Executive Chef Continental

October 3, 2023
Application deadline closed.

Job Description

Job Description: Executive Chef.

Position: Executive Chef
Location: Olive Beach Restaurant Bangalore, India
Summary:

We are seeking an experienced and highly skilled Executive Chef to oversee the culinary operations of our restaurant. The Executive Chef will be responsible for managing the kitchen staff, creating and developing innovative menus, ensuring consistent food quality, and maintaining high standards of kitchen hygiene and safety.
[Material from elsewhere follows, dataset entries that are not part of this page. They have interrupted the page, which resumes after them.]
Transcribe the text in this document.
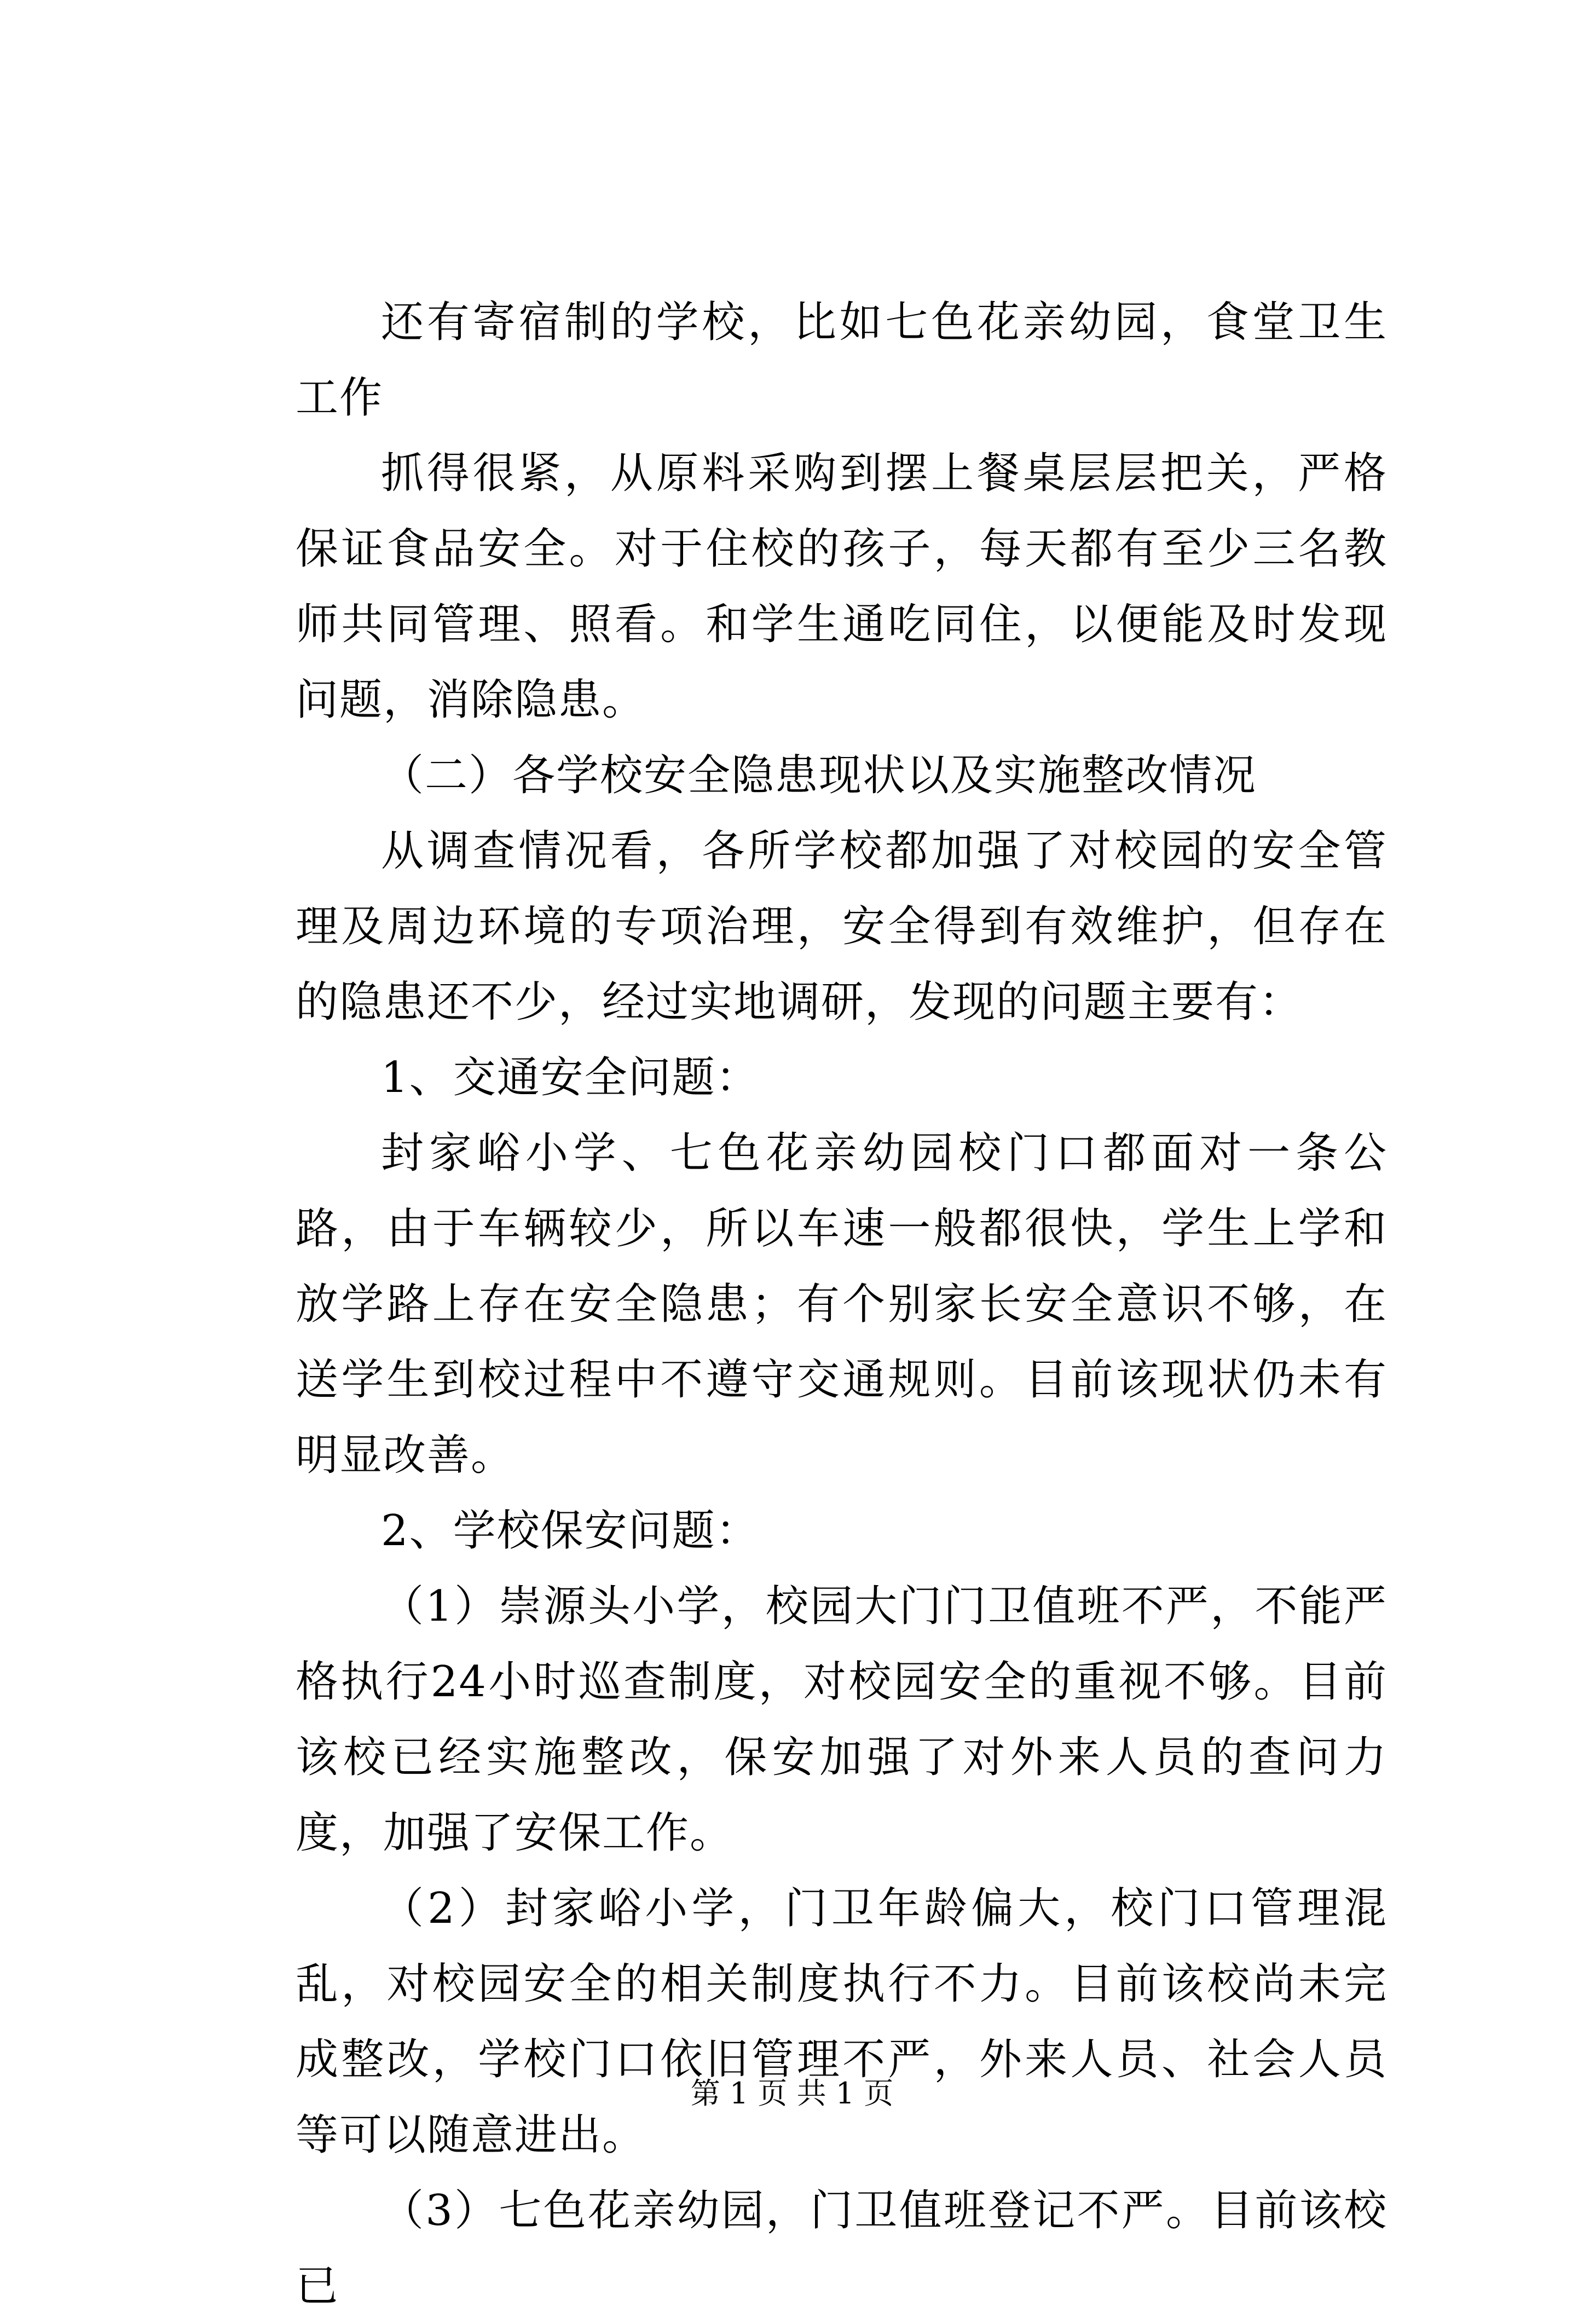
还有寄宿制的学校，比如七色花亲幼园，食堂卫生工作

抓得很紧，从原料采购到摆上餐桌层层把关，严格保证食品安全。对于住校的孩子，每天都有至少三名教师共同管理、照看。和学生通吃同住，以便能及时发现问题，消除隐患。

（二）各学校安全隐患现状以及实施整改情况

从调查情况看，各所学校都加强了对校园的安全管理及周边环境的专项治理，安全得到有效维护，但存在的隐患还不少，经过实地调研，发现的问题主要有：

1、交通安全问题：

封家峪小学、七色花亲幼园校门口都面对一条公路，由于车辆较少，所以车速一般都很快，学生上学和放学路上存在安全隐患；有个别家长安全意识不够，在送学生到校过程中不遵守交通规则。目前该现状仍未有明显改善。

2、学校保安问题：

（1）崇源头小学，校园大门门卫值班不严，不能严格执行24小时巡查制度，对校园安全的重视不够。目前该校已经实施整改，保安加强了对外来人员的查问力度，加强了安保工作。

（2）封家峪小学，门卫年龄偏大，校门口管理混乱，对校园安全的相关制度执行不力。目前该校尚未完成整改，学校门口依旧管理不严，外来人员、社会人员等可以随意进出。

（3）七色花亲幼园，门卫值班登记不严。目前该校已

第 1 页 共 1 页
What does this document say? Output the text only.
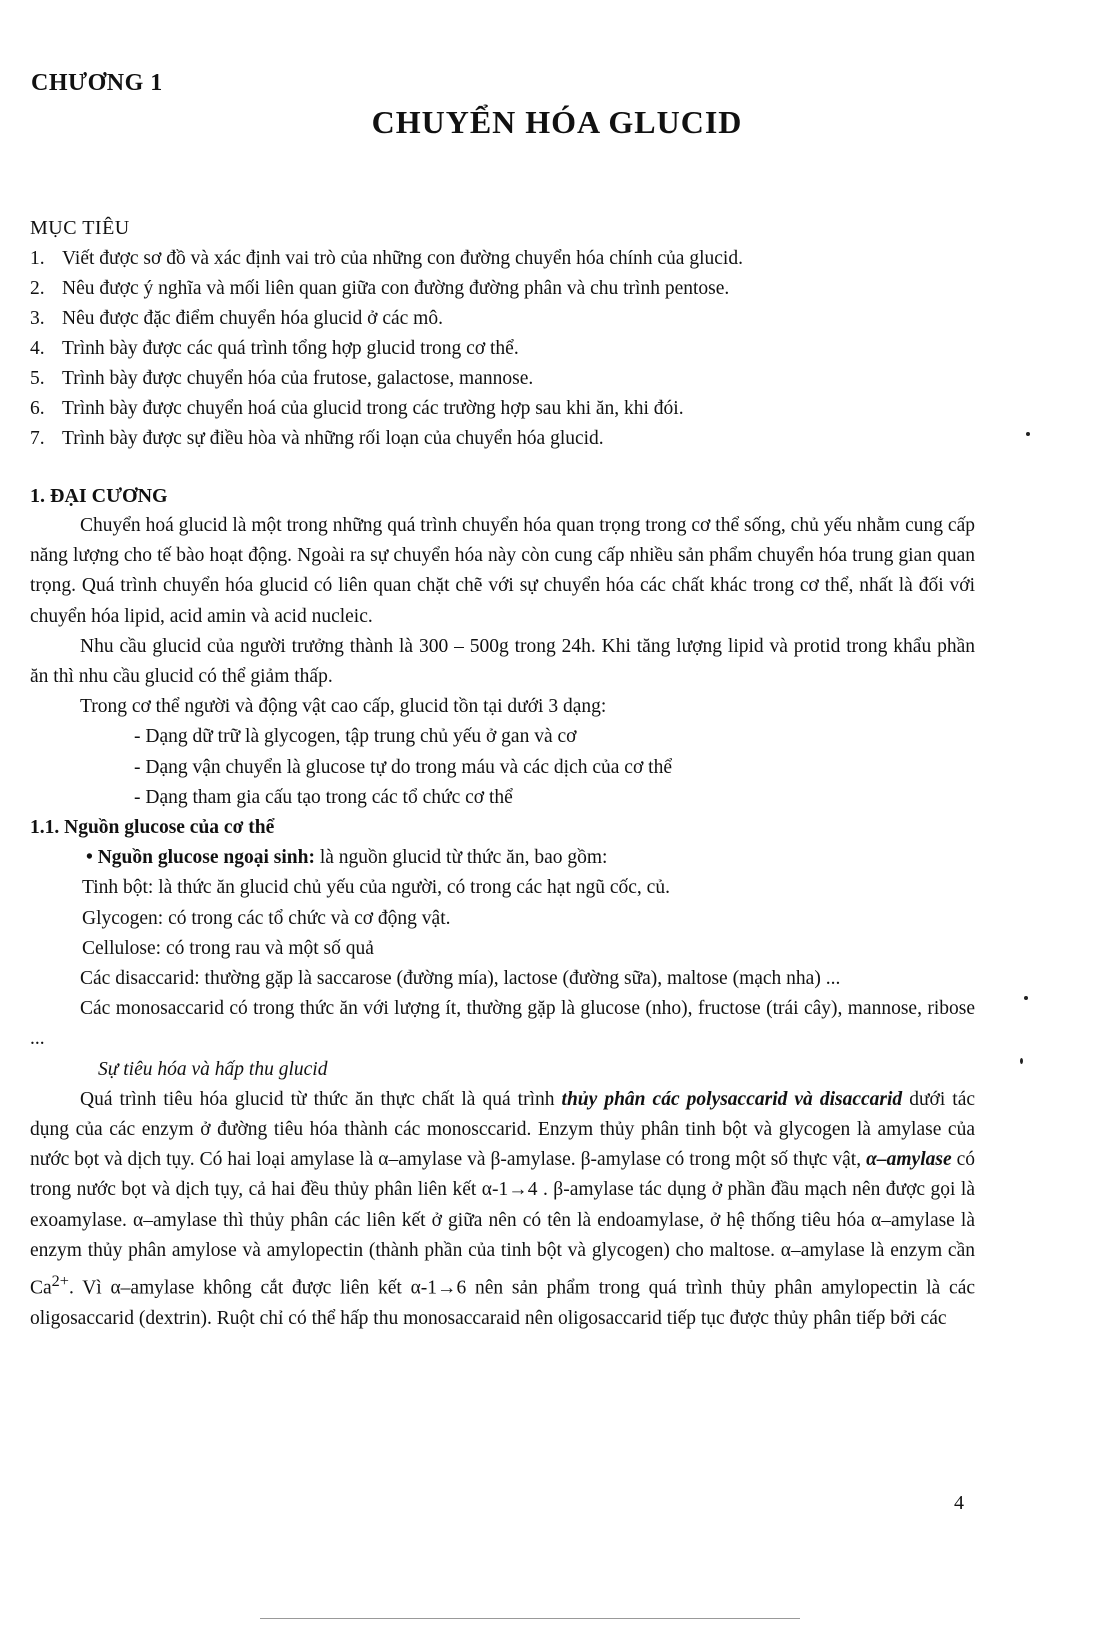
CHƯƠNG 1
CHUYỂN HÓA GLUCID
MỤC TIÊU
1. Viết được sơ đồ và xác định vai trò của những con đường chuyển hóa chính của glucid.
2. Nêu được ý nghĩa và mối liên quan giữa con đường đường phân và chu trình pentose.
3. Nêu được đặc điểm chuyển hóa glucid ở các mô.
4. Trình bày được các quá trình tổng hợp glucid trong cơ thể.
5. Trình bày được chuyển hóa của frutose, galactose, mannose.
6. Trình bày được chuyển hoá của glucid trong các trường hợp sau khi ăn, khi đói.
7. Trình bày được sự điều hòa và những rối loạn của chuyển hóa glucid.
1. ĐẠI CƯƠNG

Chuyển hoá glucid là một trong những quá trình chuyển hóa quan trọng trong cơ thể sống, chủ yếu nhằm cung cấp năng lượng cho tế bào hoạt động. Ngoài ra sự chuyển hóa này còn cung cấp nhiều sản phẩm chuyển hóa trung gian quan trọng. Quá trình chuyển hóa glucid có liên quan chặt chẽ với sự chuyển hóa các chất khác trong cơ thể, nhất là đối với chuyển hóa lipid, acid amin và acid nucleic.

Nhu cầu glucid của người trưởng thành là 300 – 500g trong 24h. Khi tăng lượng lipid và protid trong khẩu phần ăn thì nhu cầu glucid có thể giảm thấp.

Trong cơ thể người và động vật cao cấp, glucid tồn tại dưới 3 dạng:

- Dạng dữ trữ là glycogen, tập trung chủ yếu ở gan và cơ

- Dạng vận chuyển là glucose tự do trong máu và các dịch của cơ thể

- Dạng tham gia cấu tạo trong các tổ chức cơ thể

1.1. Nguồn glucose của cơ thể

• Nguồn glucose ngoại sinh: là nguồn glucid từ thức ăn, bao gồm:

Tinh bột: là thức ăn glucid chủ yếu của người, có trong các hạt ngũ cốc, củ.

Glycogen: có trong các tổ chức và cơ động vật.

Cellulose: có trong rau và một số quả

Các disaccarid: thường gặp là saccarose (đường mía), lactose (đường sữa), maltose (mạch nha) ...

Các monosaccarid có trong thức ăn với lượng ít, thường gặp là glucose (nho), fructose (trái cây), mannose, ribose ...

Sự tiêu hóa và hấp thu glucid

Quá trình tiêu hóa glucid từ thức ăn thực chất là quá trình thủy phân các polysaccarid và disaccarid dưới tác dụng của các enzym ở đường tiêu hóa thành các monosccarid. Enzym thủy phân tinh bột và glycogen là amylase của nước bọt và dịch tụy. Có hai loại amylase là α–amylase và β-amylase. β-amylase có trong một số thực vật, α–amylase có trong nước bọt và dịch tụy, cả hai đều thủy phân liên kết α-1→4 . β-amylase tác dụng ở phần đầu mạch nên được gọi là exoamylase. α–amylase thì thủy phân các liên kết ở giữa nên có tên là endoamylase, ở hệ thống tiêu hóa α–amylase là enzym thủy phân amylose và amylopectin (thành phần của tinh bột và glycogen) cho maltose. α–amylase là enzym cần $Ca^{2+}$. Vì α–amylase không cắt được liên kết α-1→6 nên sản phẩm trong quá trình thủy phân amylopectin là các oligosaccarid (dextrin). Ruột chỉ có thể hấp thu monosaccaraid nên oligosaccarid tiếp tục được thủy phân tiếp bởi các

4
The ideal candidate should have a passion for culinary excellence, strong leadership abilities, and the ability to drive the restaurant & culinary vision while ensuring profitability and customer satisfaction.
(I) Responsibilities:

1. Menu Planning and Development:

Develop creative and appealing menus that align with the restaurant’s concept and target audience.
Regularly update menus to incorporate seasonal ingredients and culinary trends while ensuring cost-effectiveness.
2. Kitchen Management:

Oversee the day-to-day kitchen operations, ensuring smooth functioning and adherence to food preparation standards.
Monitor kitchen staff performance, provide training, and set performance goals.
Maintain inventory of kitchen supplies and equipment, and ensure their proper maintenance.
3. Quality Control and Food Safety:

Ensure consistent food quality and presentation, maintaining the highest standards of taste and appearance.
Implement food safety protocols and hygiene standards, following local health regulations.
4. Cost Control and Budgeting:

Manage kitchen expenses, including food and labor costs, to meet budgetary guidelines.
Implement cost-saving measures without compromising quality or service.
5. Team Leadership:

Lead and inspire the kitchen team, fostering a positive and collaborative work environment.
Conduct regular team meetings to address concerns, communicate expectations, and share feedback.
6. Vendor Management:

Source and manage relationships with quality suppliers, ensuring timely and fresh ingredient deliveries.
7. Menu Costing and Pricing:

Calculate food costs for menu items, considering portion sizes and ingredient prices.
Determine menu item pricing that is competitive and aligns with the restaurant’s target market.
8. Culinary Trends and Innovation:

Stay updated with industry trends, new cooking techniques, and emerging ingredients to enhance the menu offerings.
(II) Qualifications:

Proven experience as an Executive Chef or Head Chef in a reputable restaurant chain or luxury hotel.
Culinary diploma or degree from a recognized culinary institute.
In-depth knowledge of various cuisines, cooking techniques, and international culinary trends.
Strong leadership and organizational skills, with the ability to manage a diverse kitchen team effectively.
Excellent communication skills to interact with staff, management, and customers.
A passion for culinary creativity and a commitment to maintaining high-quality standards.
Familiarity with food safety regulations and best practices.
Strong problem-solving abilities and adaptability to fast-paced environments.